Work on the decay tube for the CERN Neutrinos to Gran Sasso (CNGS) Project.

Each second, billions of neutrinos bombard every square centimetre of the Earth's surface and therefore pass through our bodies, without us realising it. These phantom particles only rarely interact with matter. They provide physicists with much food for thought, as they are difficult to 'catch' in detectors.
Neutrinos are all the more elusive as they are capable of metamorphosis. There are in fact three types of neutrino, the electron neutrino, the muon neutrino and the tau neutrino, and each can mutate into the other. In 2006 CERN will send a beam of muon neutrinos through the Earth's crust to the Gran Sasso National Laboratory (Italy) some 730 kilometres away, in order to better understand the metamorphoses which the neutrino undergoes.
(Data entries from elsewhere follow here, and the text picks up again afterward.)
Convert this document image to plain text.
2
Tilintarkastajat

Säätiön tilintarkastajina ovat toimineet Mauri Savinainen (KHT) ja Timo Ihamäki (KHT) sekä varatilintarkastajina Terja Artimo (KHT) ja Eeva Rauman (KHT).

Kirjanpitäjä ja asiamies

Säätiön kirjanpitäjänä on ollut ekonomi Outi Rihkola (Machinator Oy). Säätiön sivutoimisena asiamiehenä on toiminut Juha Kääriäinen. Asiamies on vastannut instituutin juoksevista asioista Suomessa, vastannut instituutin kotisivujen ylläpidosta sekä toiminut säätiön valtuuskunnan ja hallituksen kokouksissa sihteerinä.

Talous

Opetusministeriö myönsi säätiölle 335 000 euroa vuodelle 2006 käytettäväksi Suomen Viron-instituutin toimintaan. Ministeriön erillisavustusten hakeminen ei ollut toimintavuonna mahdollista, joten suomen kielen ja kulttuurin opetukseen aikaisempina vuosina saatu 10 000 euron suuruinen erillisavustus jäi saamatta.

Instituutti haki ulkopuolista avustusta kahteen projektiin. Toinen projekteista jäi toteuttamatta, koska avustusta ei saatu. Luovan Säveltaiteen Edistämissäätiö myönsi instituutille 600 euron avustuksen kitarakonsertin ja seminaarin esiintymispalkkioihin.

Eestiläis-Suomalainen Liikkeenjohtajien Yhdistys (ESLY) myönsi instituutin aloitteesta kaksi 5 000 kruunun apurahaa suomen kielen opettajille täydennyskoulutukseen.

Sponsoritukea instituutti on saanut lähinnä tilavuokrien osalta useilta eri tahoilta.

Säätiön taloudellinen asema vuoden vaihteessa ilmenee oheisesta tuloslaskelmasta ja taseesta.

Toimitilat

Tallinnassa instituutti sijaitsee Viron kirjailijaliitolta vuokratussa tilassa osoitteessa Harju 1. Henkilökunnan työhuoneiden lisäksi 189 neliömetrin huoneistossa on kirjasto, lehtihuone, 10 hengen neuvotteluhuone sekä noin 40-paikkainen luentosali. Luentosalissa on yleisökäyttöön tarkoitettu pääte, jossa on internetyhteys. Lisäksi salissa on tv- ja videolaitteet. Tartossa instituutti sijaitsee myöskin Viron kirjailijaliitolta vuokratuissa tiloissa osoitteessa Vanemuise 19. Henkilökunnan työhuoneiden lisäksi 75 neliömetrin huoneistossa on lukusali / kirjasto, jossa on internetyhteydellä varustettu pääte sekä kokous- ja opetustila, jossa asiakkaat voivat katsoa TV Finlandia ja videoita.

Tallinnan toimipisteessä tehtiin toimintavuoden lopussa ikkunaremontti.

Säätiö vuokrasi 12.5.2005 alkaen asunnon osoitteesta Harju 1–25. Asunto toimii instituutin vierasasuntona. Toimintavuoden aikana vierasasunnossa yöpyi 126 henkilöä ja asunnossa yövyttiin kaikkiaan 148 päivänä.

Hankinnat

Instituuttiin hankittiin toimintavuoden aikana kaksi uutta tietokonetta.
At the next Discovery Monday, light will be shed on the path that these intriguing particles will take to Gran Sasso. You will also learn about the methods physicists use to try and catch them in order to prove that they have a mass.
In addition, you will be able to see the remains of Gargamelle and the BEBC, CERN's most famous bubble chambers, in the garden of the Microcosm. You'll be given an insight into how physicists were able to infer the existence of neutrino interactions in these detectors using photographs.